I am building an application in Zend Framework. My model is made up of three layers, domain classes, data mapper classes and a service layer which provides an interface for all external communication. Currently the data mapper classes are only used within my service layer and the domain classes are simple php objects only containing information specific to their domain. A very rough example of what I mean....

//domain class
public class User{
   // data and functions specific to the user domain
}

//service class
public class UserService{
    // service contains an instance of the mapper class
    protected $_mapper = 

    public function fetch($id){
        return $this->_mapper->find($id);
    }
} 

//mapper class
public class UserMapper{
    protected $_dbTable = new Zend_Db_Table('user');

    public function find(){
        return new User($this->_dbTable->find($id)->current());
    }

}

I would retrieve a user object in the controller like so

$user = $this->_service->fetch($id);

This has worked fine so far but now I want to do this

$user = $this->_service->fetch($id);
$recipeCount = $user->getRecipeCount();

The new data comes from another table and I don't want to pull all this information from the database every time I load a user, I want to lazy load that information when the getRecipeCount function is called. I guess my question is what would be best practice to achieve this? As far as the consumer is concerned the information is specific to the domain of the user so I think that it should be called from the User class. To achieve this the domain class would need to contain its own mapper instance but is that negating the point of having the service class in the first place? I dont really want to be doing this everytime.

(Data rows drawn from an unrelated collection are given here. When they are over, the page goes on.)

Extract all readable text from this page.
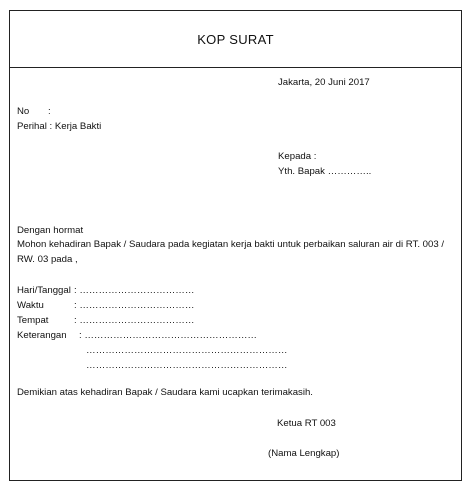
KOP SURAT
Jakarta, 20 Juni 2017
No :
Perihal : Kerja Bakti
Kepada :
Yth. Bapak …………..
Dengan hormat
Mohon kehadiran Bapak / Saudara pada kegiatan kerja bakti untuk perbaikan saluran air di RT. 003 /
RW. 03 pada ,
Hari/Tanggal : ………………………………
Waktu	: ………………………………
Tempat	: ………………………………
Keterangan	: ………………………………………………
………………………………………………………
………………………………………………………
Demikian atas kehadiran Bapak / Saudara kami ucapkan terimakasih.
Ketua RT 003
(Nama Lengkap)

$recipeCount = $this->_service->getRecipeCount($user);

Any thoughts will be appreciated


Given a User object, there is no doubt tons of stuff that you could ask about this user: get all his groups, get all his posts, get all his recipes, etc.

It's tempting to think that each of these must represent a method of the User object itself:

$groups = $user->getGroups();
$posts = $user->getPosts();
$recipes = $user->getRecipes();
// etc

In this case, an ORM like Doctrine (#FTW!) can help to manage these types of relationships, provide you with a query language with which you can greedy load or lazy load the user entity graph.

But I think that there is space for a different view here. Why do these have to be methods on the User object itself? Could they instead be methods on service/repository classes:

$groups  = $groupService->getGroupsByUser($user);
$posts   = $postService->getPostsbyUser($user);
$recipes = $recipeService->getRecipesByUser($user);
// etc

Each of these service/repository classes would probably be instantiated with its own mapper classes for accessing their underlying data sources. This way there is no issue of lazy/greedy on creating/loading the User object. If you want to get the related entities, then go ahead access them via the appropriate service/repository, precisely when you want them.

Not saying it should always be one way or the other. In fact, saying precisely the opposite: that both approaches have their place. Choosing which one to use in which context involves both some objective analysis of performance and probably no small amount of personal aesthetics.

Just thinking out loud. YMMV.


This seems like a place where having table relationships defined in Model_DbTable_Users() would come i handy. That way you could just perform a findDependentRowset() query on Users at whichever level you felt appropriate. Although it looks like you would likely want to put it at the service level.